Recently a director and landscape designer from 5bai Midori took me on a tour of three projects in Meguro, two residences across from each other and an apartment building. The two houses in Kami Meguro are across from eachother, with one residence garden inspiring its neighbor. Above you can see how the plants have thrived after seven years, with vines reaching the third floor roof garden, and an interesting mix of small plants, shrubs and trees framing the entrance. With the plants reaching maturity, you hardly see the boxes that are the foundation of the garden system. Because the plants are all local natives, maintenance is just twice per year.
The “Moegi” apartment building in Kakinokizaka below was designed by an architect who wanted to maximize greenery with 5bai Midori. Plants are placed along the sidewalk, in the main entrance, private courtyard, and side bicycle storage area. Above the street level, there is a ledge running the entire width of the building that is completely covered in 5bai Midori boxes.
The first of the Kami Meguro houses has a wild exterior that contrasts with the typical cinder block wall of the neighboring property.
Its side entrance consists of gently sloping pebble steps also based on 5bai Midori’s box system. The feeling is organic, private and charming.
You can see my previous posts about 5bai Midori and its founder Tase Michio. Below the jump are some additional photos of these three projects.
Inside the gate is a very narrow wood deck, with built in bench and tall bamboo for privacy. I like how a 5bai Midori box sits inside and flush with the deck, supporting a tree.
The maximalist aesthetic extends to a small sloping roof on top of another entrance. The more recently added boxes support greenery that connects with trellised vines.
The concrete Kami Meguro house, whose entrance photo is at the top of this post, after seven years of growth includes trees that extend beyond the second floor windows. Interestingly, the depth of the garden is less than one meter, a narrow space that is still able to support an enormous amount of plant material.

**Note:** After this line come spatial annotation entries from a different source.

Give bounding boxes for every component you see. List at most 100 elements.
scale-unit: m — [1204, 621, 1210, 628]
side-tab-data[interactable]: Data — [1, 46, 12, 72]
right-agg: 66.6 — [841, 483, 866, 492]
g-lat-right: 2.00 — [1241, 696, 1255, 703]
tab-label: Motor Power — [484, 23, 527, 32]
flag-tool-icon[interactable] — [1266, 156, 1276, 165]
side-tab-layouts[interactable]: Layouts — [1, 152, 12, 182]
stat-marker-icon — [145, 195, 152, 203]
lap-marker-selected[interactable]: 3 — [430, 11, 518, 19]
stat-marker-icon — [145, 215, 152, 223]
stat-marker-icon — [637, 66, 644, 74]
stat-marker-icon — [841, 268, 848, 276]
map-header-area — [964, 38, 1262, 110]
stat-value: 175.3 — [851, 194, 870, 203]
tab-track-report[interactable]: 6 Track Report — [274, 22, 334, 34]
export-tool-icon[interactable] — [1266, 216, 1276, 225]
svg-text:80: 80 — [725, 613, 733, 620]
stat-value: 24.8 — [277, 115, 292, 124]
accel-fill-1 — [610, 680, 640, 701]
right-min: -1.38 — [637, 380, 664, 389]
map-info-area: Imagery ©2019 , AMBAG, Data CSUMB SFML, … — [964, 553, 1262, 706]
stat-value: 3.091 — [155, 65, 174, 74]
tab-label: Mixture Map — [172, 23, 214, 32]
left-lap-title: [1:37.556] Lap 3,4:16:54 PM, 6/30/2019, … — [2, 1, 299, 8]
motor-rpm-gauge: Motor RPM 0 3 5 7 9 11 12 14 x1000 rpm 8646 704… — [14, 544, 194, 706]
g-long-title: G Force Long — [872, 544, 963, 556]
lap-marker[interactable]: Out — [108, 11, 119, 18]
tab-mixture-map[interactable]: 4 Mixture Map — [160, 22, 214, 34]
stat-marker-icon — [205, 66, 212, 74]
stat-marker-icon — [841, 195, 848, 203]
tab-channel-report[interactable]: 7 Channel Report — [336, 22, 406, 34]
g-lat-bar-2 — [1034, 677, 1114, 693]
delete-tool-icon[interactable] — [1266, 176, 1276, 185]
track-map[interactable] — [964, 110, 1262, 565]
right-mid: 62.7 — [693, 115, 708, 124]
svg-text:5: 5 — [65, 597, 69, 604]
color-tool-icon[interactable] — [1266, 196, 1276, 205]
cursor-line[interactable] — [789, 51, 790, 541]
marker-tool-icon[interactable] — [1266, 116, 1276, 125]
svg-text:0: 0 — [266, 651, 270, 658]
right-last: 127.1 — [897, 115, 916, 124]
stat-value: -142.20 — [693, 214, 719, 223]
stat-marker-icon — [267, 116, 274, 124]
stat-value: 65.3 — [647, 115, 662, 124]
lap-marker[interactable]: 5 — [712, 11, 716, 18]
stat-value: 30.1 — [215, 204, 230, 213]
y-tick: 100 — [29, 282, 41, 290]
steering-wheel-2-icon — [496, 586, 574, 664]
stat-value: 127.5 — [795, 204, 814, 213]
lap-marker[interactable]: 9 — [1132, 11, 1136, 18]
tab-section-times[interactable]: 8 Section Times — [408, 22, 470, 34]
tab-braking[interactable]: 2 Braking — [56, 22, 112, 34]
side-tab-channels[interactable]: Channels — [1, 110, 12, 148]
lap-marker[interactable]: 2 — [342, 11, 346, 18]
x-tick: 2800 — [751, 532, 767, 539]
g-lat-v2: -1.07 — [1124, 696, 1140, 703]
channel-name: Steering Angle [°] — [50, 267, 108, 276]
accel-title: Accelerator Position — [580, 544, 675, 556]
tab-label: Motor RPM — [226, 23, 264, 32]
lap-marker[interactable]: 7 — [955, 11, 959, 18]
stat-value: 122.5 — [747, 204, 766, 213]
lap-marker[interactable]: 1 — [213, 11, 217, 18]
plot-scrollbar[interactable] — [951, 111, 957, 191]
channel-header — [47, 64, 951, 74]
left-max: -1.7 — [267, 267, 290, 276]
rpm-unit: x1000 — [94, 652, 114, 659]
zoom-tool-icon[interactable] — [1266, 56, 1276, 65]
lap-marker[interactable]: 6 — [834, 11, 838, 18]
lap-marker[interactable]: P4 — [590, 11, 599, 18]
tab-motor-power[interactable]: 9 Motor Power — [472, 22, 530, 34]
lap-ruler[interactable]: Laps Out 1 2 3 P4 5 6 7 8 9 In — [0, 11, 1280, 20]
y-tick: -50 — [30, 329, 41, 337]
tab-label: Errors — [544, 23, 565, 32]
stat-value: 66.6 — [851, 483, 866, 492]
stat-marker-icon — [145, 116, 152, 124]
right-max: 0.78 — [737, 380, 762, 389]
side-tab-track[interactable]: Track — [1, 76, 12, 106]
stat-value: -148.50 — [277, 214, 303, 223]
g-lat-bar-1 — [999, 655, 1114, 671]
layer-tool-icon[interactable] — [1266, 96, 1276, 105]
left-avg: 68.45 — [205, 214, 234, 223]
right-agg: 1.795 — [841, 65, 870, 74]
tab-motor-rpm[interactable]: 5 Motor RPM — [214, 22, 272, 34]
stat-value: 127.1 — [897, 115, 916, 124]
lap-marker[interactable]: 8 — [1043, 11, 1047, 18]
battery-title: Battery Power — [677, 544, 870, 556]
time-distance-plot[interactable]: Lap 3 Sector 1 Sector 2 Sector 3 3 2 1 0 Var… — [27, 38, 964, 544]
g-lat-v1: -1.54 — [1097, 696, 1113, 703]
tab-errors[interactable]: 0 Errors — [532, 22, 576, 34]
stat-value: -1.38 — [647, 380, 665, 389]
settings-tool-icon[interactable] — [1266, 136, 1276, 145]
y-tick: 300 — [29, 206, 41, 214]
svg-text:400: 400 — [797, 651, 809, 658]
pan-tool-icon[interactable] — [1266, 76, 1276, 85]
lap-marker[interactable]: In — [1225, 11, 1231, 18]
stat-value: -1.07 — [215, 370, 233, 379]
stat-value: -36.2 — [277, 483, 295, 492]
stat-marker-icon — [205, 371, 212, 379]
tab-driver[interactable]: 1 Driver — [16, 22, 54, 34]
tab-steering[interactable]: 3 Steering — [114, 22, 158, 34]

Finally, above the garage door, a wisteria vine now covers the entire side of the house and connects to the roof garden. Below is my photo from July 2009. The photos below mine are from 5bai Midori showing the original 2002 planting and its appearance in 2006 (click for larger version).
The photos below provide additional views of the Moegi apartment building in Kakinokizaka: the first a view from the sidewalk, suggesting the impact on the neighborhood; the second a view from the new civic cultural center across the street that shows the apartment building’s children’s library entrance and second story plant boxes; the third from 5bai Midori that shows how the vines in the side storage area have grown from 2006 to 2009 (click for larger version).
Update: Since my original post, 5bai Midori has provided me with additional information about the Kakinokizaka project. The landscape designer Tase Michio’s concept is that cities need more than trees: they also need shade, plants that clean the air and lower the urban temperature. What makes this project particularly compelling is the collaboration between landscape architect and building architect that took place at the earliest stage of project concept.
The interior courtyard has a three story willow tree that was removed from the site prior to construction and then returned. In addition to the roof top garden, Tase-sama put several wooden perches to encourage birds to bring seeds that will cover the roof, lower construction and maintenance costs, and allow the building to become part of the natural cycle.
The courtyard water feature uses rain water captured from the roof and stored in a basement tank. And, finally, the vines along the front of the building are intended to keep the building cool from the western sun.